SPD-Fraktion setzt eigene Akzente – zulasten des Kanzlers

Berlin Vor der Kabinettsklausur in Meseberg am Dienstag musste Olaf Scholz (SPD) am Montag noch in eine andere Klausur. In Wiesbaden tagte die SPD-Bundestagsfraktion. Nach dem Ampelstreit eine willkommene Abwechslung, könnte man meinen. Doch der Eindruck trügt. Denn die SPD-Fraktion beginnt zur Halbzeit der Ampelregierung verstärkt, ein Eigenleben zu entwickeln.

Mit gleich drei Papieren, die sich gegen den eigenen Kanzler oder die Koalitionspartner richten, machte die SPD-Fraktion im Vorfeld ihrer Klausur von sich reden. So fordern die SPD-Abgeordneten einen Industriestrompreis, den Scholz stark skeptisch sieht.

Mit einem Vorstoß für einen Mietpreisstopp provozieren die SPD-Abgeordneten Scholz’ Koalitionspartner, die FDP. Und auch sozialpolitisch geht die Fraktion in die Offensive: In einem dem Handelsblatt vorliegenden Beschluss pochen die Sozialdemokraten auf eine Bürgerversicherung im Gesundheitssystem.

Um die SPD-Bundestagsfraktion war es lange Zeit ruhig gewesen. Befürchtungen zu Beginn der Wahlperiode, die verjüngte Fraktion könnte Scholz Ärger bereiten, bewahrheiteten sich nicht. Im Gegenteil: Mit Blick auf die schwachen Umfragewerte der SPD fanden zuletzt immer mehr Abgeordnete, Partei, aber auch Fraktion müssten wieder selbst stärkere Akzente setzen. SPD-Chef Lars Klingbeil tat dies, als er mit der Forderung nach einer Abschaffung des Ehegattensplittings eine Sommerdebatte lostrat.

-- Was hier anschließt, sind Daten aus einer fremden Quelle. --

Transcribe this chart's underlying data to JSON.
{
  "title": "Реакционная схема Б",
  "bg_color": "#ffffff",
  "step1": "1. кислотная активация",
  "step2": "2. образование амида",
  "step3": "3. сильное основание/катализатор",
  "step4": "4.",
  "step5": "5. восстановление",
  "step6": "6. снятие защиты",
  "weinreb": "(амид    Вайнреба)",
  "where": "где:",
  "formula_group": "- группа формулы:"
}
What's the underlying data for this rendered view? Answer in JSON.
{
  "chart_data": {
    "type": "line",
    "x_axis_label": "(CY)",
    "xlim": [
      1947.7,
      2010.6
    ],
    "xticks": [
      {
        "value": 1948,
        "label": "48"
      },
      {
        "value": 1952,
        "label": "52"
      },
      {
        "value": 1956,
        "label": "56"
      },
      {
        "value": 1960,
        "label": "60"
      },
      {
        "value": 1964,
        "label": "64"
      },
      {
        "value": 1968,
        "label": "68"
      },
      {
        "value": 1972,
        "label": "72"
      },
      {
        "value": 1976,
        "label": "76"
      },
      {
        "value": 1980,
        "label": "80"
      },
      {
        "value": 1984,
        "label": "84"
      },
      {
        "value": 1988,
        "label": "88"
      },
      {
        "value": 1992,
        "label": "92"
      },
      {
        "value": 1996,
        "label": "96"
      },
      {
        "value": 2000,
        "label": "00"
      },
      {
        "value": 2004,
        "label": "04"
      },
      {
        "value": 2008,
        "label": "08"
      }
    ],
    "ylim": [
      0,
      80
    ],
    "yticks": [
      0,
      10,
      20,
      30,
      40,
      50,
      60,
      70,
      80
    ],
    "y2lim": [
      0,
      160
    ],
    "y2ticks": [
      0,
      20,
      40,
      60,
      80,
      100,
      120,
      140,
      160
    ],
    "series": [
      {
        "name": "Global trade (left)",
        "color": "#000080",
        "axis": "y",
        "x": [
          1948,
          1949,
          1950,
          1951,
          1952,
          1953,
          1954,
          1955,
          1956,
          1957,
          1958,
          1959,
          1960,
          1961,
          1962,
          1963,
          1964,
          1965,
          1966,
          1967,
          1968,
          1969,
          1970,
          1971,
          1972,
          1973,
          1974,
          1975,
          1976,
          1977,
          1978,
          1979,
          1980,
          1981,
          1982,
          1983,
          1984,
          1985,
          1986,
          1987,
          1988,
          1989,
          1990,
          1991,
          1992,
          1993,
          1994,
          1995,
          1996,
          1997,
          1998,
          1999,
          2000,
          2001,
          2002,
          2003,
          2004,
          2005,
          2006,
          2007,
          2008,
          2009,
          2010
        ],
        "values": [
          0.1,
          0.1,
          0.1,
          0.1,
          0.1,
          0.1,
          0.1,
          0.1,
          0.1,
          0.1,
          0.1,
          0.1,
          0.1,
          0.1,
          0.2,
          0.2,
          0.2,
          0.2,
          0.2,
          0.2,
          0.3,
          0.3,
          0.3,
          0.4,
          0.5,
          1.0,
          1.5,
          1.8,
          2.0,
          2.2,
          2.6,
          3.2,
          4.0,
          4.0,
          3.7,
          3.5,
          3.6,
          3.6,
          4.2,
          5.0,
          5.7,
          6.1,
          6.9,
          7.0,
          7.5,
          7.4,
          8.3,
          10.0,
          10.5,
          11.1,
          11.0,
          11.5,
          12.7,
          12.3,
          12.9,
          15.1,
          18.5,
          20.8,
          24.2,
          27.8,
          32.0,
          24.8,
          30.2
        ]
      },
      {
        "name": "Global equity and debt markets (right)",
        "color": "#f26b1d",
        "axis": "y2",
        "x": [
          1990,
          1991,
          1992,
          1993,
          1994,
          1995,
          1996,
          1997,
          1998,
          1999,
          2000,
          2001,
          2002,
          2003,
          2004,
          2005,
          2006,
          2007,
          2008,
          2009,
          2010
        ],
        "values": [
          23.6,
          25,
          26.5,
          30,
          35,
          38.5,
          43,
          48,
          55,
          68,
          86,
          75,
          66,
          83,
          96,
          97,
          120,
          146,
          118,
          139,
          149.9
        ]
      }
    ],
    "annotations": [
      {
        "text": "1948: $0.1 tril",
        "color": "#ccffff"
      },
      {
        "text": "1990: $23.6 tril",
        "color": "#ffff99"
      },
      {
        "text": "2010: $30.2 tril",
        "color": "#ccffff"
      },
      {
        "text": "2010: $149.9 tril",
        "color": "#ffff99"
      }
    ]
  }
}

Nun hat sich auch die SPD-Bundestagsfraktion dazu entschieden, stärker auf Angriff zu spielen. So sagt der Co-Vorsitzende der SPD-Linken, Sebastian Roloff: „Uns ist an guter Regierungsarbeit gelegen, aber es kann nicht immer nur um Kompromisse gehen – für das eine oder andere werden wir klar kämpfen.“ Das gelte zum Beispiel für „dringend überfällige Erleichterungen für Mieterinnen und Mieter in Ballungsräumen“.

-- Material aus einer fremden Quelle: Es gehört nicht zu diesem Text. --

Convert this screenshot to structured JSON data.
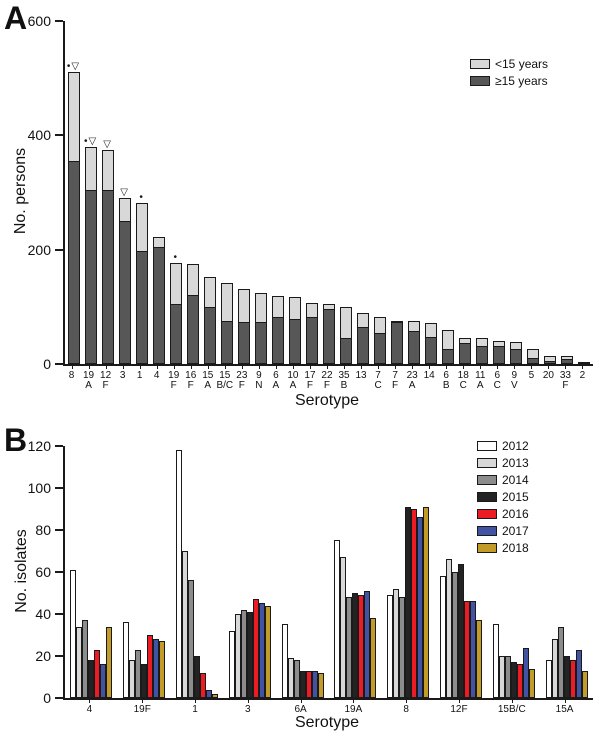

Vorschlag dürfte in der FDP auf wenig Begeisterung treffen

Um Druck zu machen, wollte die SPD-Fraktion auf ihrer Klausur daher ein Konzept beschließen, nach dem in Gebieten mit angespanntem Wohnungsmarkt für drei Jahre eine maximale Mietsteigerung von nur noch sechs Prozent bis zur ortsüblichen Vergleichsmiete erlaubt sein soll.

Wohnraum

Die SPD-Fraktion wollte ein Konzept beschließen, nach dem in Gebieten mit angespanntem Wohnungsmarkt für drei Jahre eine maximale Mietsteigerung von nur noch sechs Prozent bis zur ortsüblichen Vergleichsmiete erlaubt sein soll.

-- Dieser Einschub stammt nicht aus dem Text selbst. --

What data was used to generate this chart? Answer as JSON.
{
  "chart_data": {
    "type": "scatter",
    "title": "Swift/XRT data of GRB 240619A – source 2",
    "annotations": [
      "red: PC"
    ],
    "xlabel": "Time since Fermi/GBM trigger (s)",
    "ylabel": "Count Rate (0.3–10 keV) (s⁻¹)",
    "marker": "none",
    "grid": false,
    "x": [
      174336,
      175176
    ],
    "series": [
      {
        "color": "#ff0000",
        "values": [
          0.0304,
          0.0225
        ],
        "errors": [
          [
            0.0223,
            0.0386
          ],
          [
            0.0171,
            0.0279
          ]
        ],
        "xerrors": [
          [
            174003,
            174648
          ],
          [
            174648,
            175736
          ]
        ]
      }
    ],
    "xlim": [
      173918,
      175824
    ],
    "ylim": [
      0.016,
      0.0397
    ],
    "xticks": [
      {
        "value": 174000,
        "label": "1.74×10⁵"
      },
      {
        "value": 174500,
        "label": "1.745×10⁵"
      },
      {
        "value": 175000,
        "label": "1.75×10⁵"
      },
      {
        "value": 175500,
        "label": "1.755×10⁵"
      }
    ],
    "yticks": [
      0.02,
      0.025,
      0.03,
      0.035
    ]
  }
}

(Foto: Photothek/Getty Images)

Ebenso wie dieser Vorschlag dürfte in der FDP ein weiterer Vorstoß der SPD-Fraktion auf wenig Begeisterung treffen. So unterstrich die SPD, dem zweigleisigen Gesundheitssystem aus privater und gesetzlicher Krankenversicherung ein Ende bereiten zu wollen. „Wir halten an unserem Ziel einer umfassenden Bürgerversicherung fest, in der alle versichert sein sollen“, heißt es in dem Beschlussentwurf. 

Für eine zukunftsfähige Gesundheitsversorgung brauche es eine „verlässliche und in die Zukunft gerichtete Finanzierung“, sagte SPD-Fraktionsvize Dagmar Schmidt. Für die FDP eine rote Linie. Der Ausschluss einer Bürgerversicherung soll eine der Bedingungen gewesen sein, um mit Grünen und SPD zu koalieren.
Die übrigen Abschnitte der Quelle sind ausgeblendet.